Parteciparono tutti, tutti eccetto Petronio, al quale però fu lasciato un piccolo spazio da poter decorare. «Tony, vieni qui» esclamò Matteo voltandosi a cercarlo. Petronio sorrise. Gabriella lo fotografò con gli occhi, quel sorriso. Non sapeva quando ne avrebbe rivisti altri, e se lo tenne stretto per sé. «Tu sei bravo a disegnare.»
«Proprio.»
«Almeno vieni a scrivere il tuo nome!»
«Magari dopo. Adesso, vorrei fare due chiacchiere con Gabriella.»
«E che stai aspettando, scusa?»
«Che ve ne andiate. Così potrò parlare da solo con lei.»
Silenzio. Gabriella arrossì e guardò in basso mentre gli altri, percepito il bisogno del loro Capitano, si allontanavano in direzione della porta. «Gab, torniamo anche domani, non ti preoccupare.» le disse Alice. Poi le mollò un buffetto sulla guancia e sparì insieme agli altri, fuori dalla porta, lasciando lì i pennarelli.
Rimasero solo lei e Petronio, allora.
Una condizione che, se accaduta in contesti migliori, avrebbe devastato di imbarazzo entrambi. Gabriella si mise immediatamente sulla difensiva. «Immagino tu voglia sgridarmi. Immagino tu sia qui per questo, ci scommetto.»

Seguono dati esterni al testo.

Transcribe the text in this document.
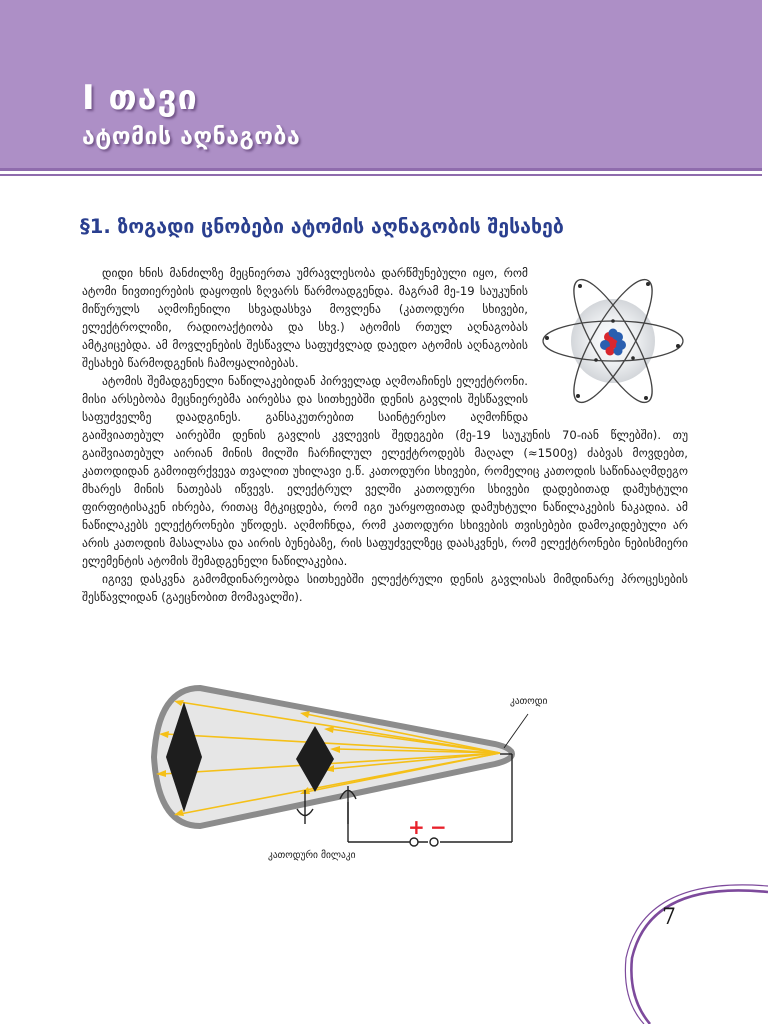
I თავი
ატომის აღნაგობა
§1. ზოგადი ცნობები ატომის აღნაგობის შესახებ

დიდი ხნის მანძილზე მეცნიერთა უმრავლესობა დარწმუნებული იყო, რომ ატომი ნივთიერების დაყოფის ზღვარს წარმოადგენდა. მაგრამ მე-19 საუკუნის მიწურულს აღმოჩენილი სხვადასხვა მოვლენა (კათოდური სხივები, ელექტროლიზი, რადიოაქტიობა და სხვ.) ატომის რთულ აღნაგობას ამტკიცებდა. ამ მოვლენების შესწავლა საფუძვლად დაედო ატომის აღნაგობის შესახებ წარმოდგენის ჩამოყალიბებას.

ატომის შემადგენელი ნაწილაკებიდან პირველად აღმოაჩინეს ელექტრონი. მისი არსებობა მეცნიერებმა აირებსა და სითხეებში დენის გავლის შესწავლის საფუძველზე დაადგინეს. განსაკუთრებით საინტერესო აღმოჩნდა გაიშვიათებულ აირებში დენის გავლის კვლევის შედეგები (მე-19 საუკუნის 70-იან წლებში). თუ გაიშვიათებულ აირიან მინის მილში ჩარჩილულ ელექტროდებს მაღალ (≈1500ვ) ძაბვას მოვდებთ, კათოდიდან გამოიფრქვევა თვალით უხილავი ე.წ. კათოდური სხივები, რომელიც კათოდის საწინააღმდეგო მხარეს მინის ნათებას იწვევს. ელექტრულ ველში კათოდური სხივები დადებითად დამუხტული ფირფიტისაკენ იხრება, რითაც მტკიცდება, რომ იგი უარყოფითად დამუხტული ნაწილაკების ნაკადია. ამ ნაწილაკებს ელექტრონები უწოდეს. აღმოჩნდა, რომ კათოდური სხივების თვისებები დამოკიდებული არ არის კათოდის მასალასა და აირის ბუნებაზე, რის საფუძველზეც დაასკვნეს, რომ ელექტრონები ნებისმიერი ელემენტის ატომის შემადგენელი ნაწილაკებია.

იგივე დასკვნა გამომდინარეობდა სითხეებში ელექტრული დენის გავლისას მიმდინარე პროცესების შესწავლიდან (გაეცნობით მომავალში).

+ −
კათოდი
კათოდური მილაკი
7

Patti finalmente staccò le spalle dalla porta. Si limitò però solo ad avvicinarsi al letto, cauto, e una volta di fronte al braccio ingessato della ragazza, prese in mano l'immensa scatola di pennarelli. Ne era rimasto uno, il viola, scelto per lui col metodo dell'esclusione. Lesse il retro, una ruga confusa si formò tra i folti sopraccigli rosso vino. Era in russo. Era in una lingua molto diversa, dal suo italiano, e non provò a capirla. Non la conosceva, ecco tutto. Come non conosceva che fine avrebbero fatto loro, continuando a distruggersi così.
Ripose la scatola e aprì il pennarello.
Col tappo in bocca, firmò il braccio di Gabriella, tenendoglielo fermo.

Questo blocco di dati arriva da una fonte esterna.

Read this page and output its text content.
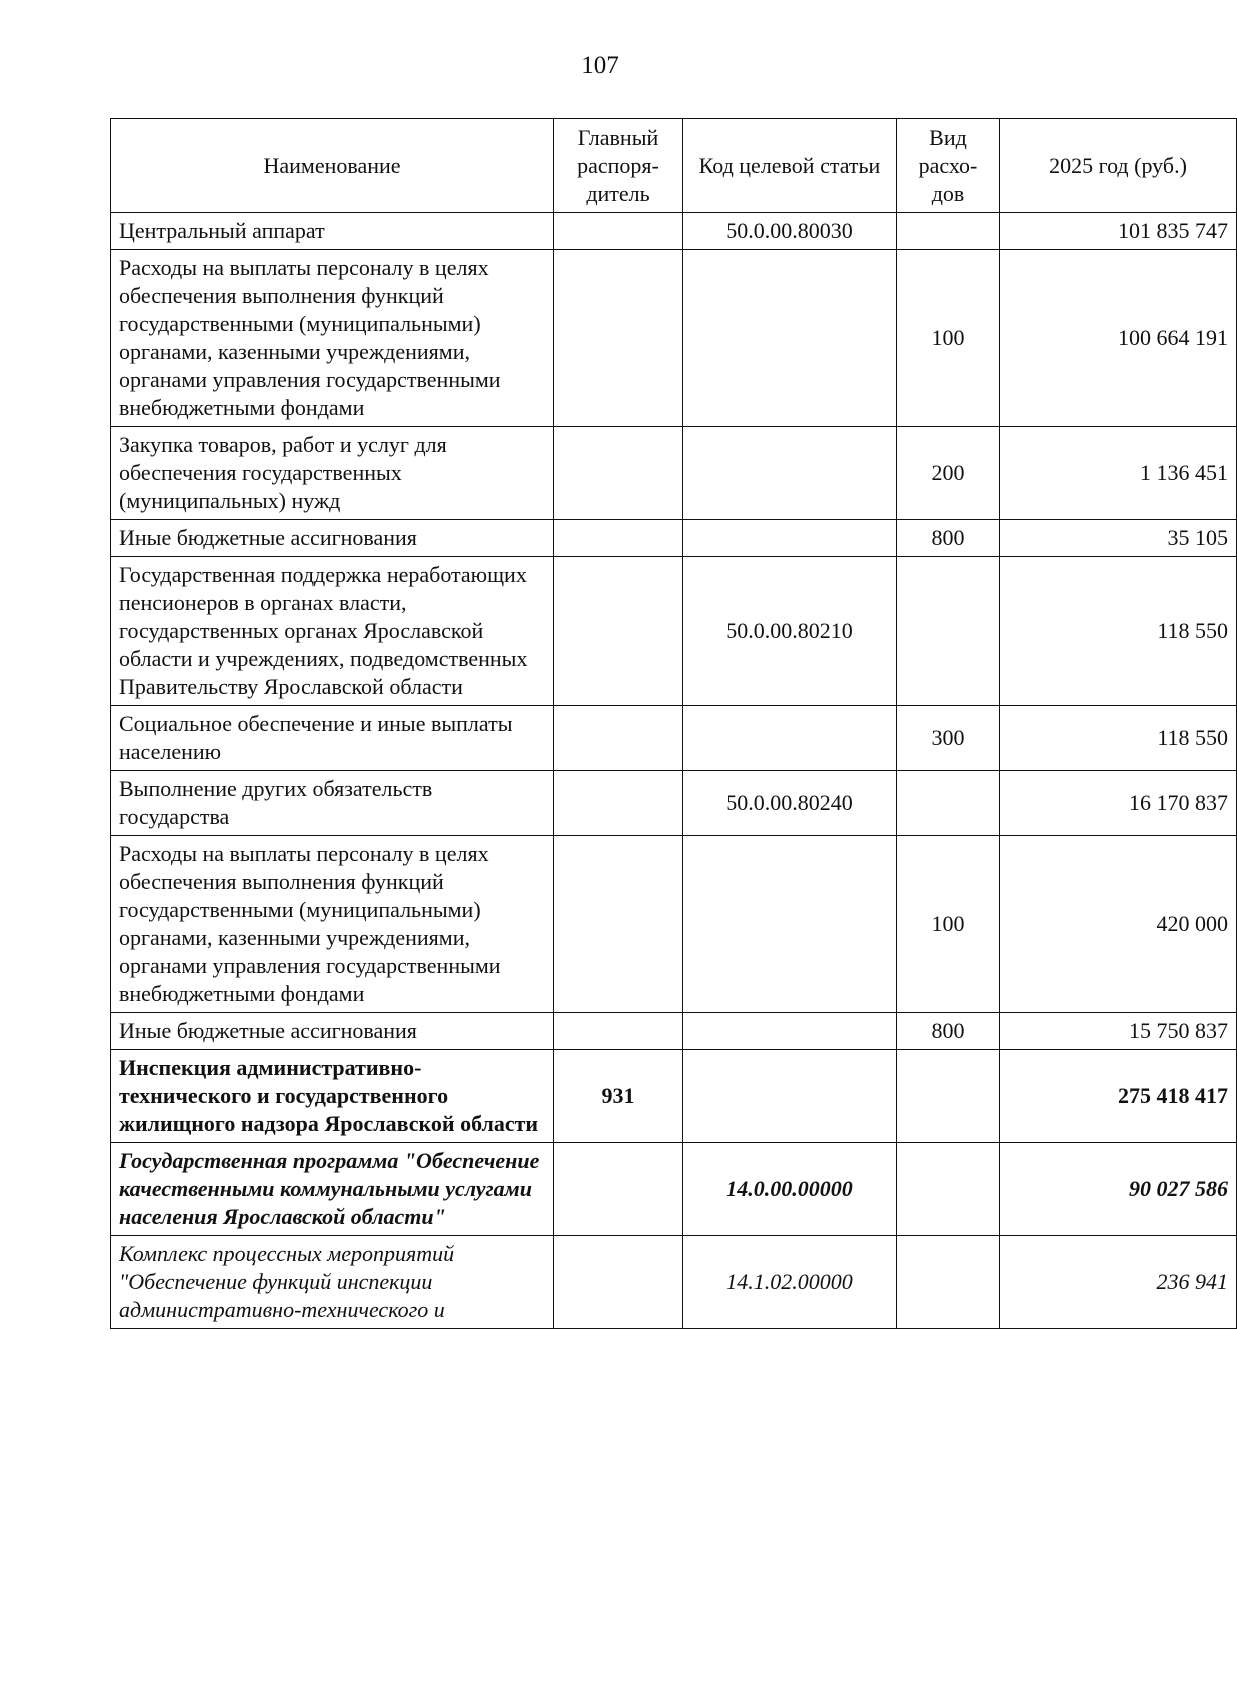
107
Наименование	Главный распоря-дитель	Код целевой статьи	Вид расхо-дов	2025 год (руб.)
Центральный аппарат		50.0.00.80030		101 835 747
Расходы на выплаты персоналу в целях обеспечения выполнения функций государственными (муниципальными) органами, казенными учреждениями, органами управления государственными внебюджетными фондами			100	100 664 191
Закупка товаров, работ и услуг для обеспечения государственных (муниципальных) нужд			200	1 136 451
Иные бюджетные ассигнования			800	35 105
Государственная поддержка неработающих пенсионеров в органах власти, государственных органах Ярославской области и учреждениях, подведомственных Правительству Ярославской области		50.0.00.80210		118 550
Социальное обеспечение и иные выплаты населению			300	118 550
Выполнение других обязательств государства		50.0.00.80240		16 170 837
Расходы на выплаты персоналу в целях обеспечения выполнения функций государственными (муниципальными) органами, казенными учреждениями, органами управления государственными внебюджетными фондами			100	420 000
Иные бюджетные ассигнования			800	15 750 837
Инспекция административно-технического и государственного жилищного надзора Ярославской области	931			275 418 417
Государственная программа "Обеспечение качественными коммунальными услугами населения Ярославской области"		14.0.00.00000		90 027 586
Комплекс процессных мероприятий "Обеспечение функций инспекции административно-технического и		14.1.02.00000		236 941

La bionda rispose con un singulto appena percettibile. Il tepore delle dita di Tony riusciva ad irradiarsi fino alla frattura. Era dolce. Era buono. Era un lusso che in quel momento la destabilizzò e accigliò al contempo.

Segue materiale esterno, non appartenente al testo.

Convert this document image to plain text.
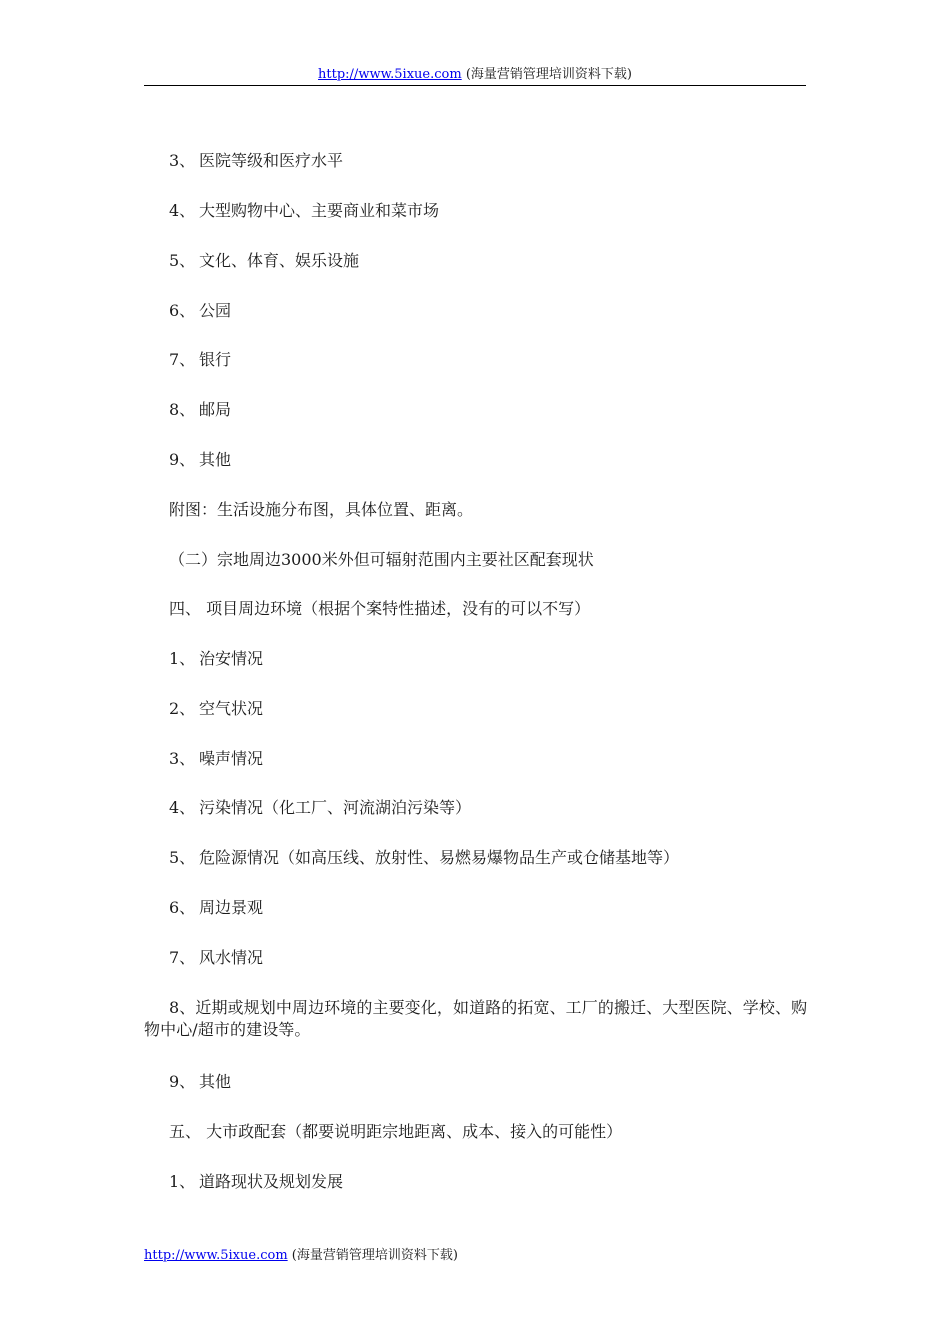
http://www.5ixue.com (海量营销管理培训资料下载)
3、 医院等级和医疗水平
4、 大型购物中心、主要商业和菜市场
5、 文化、体育、娱乐设施
6、 公园
7、 银行
8、 邮局
9、 其他
附图：生活设施分布图，具体位置、距离。
（二）宗地周边3000米外但可辐射范围内主要社区配套现状
四、 项目周边环境（根据个案特性描述，没有的可以不写）
1、 治安情况
2、 空气状况
3、 噪声情况
4、 污染情况（化工厂、河流湖泊污染等）
5、 危险源情况（如高压线、放射性、易燃易爆物品生产或仓储基地等）
6、 周边景观
7、 风水情况
8、近期或规划中周边环境的主要变化，如道路的拓宽、工厂的搬迁、大型医院、学校、购物中心/超市的建设等。
9、 其他
五、 大市政配套（都要说明距宗地距离、成本、接入的可能性）
1、 道路现状及规划发展
http://www.5ixue.com (海量营销管理培训资料下载)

Cercò comunque di rimanere rigida. Di fare finta di nulla, come sempre da quando si conoscevano e lui, dal nulla, senza motivi, trovava sempre la scusa perfetta per toccarla. «M-mi dispiace, Petronio. Sapevi che sarebbe andata a finire così.»
«Sì, lo sapevo» mormorò Petronio languido. E dopo aver richiuso il pennarello, la guardò grave negli occhi.
Gabriella vide la mandibola scattargli. I pugni stringerglisi, come a voler afferrare un'alternativa immaginaria che conosceva solo lui. «Ma non avrei mai voluto vederti qui, Gabriella»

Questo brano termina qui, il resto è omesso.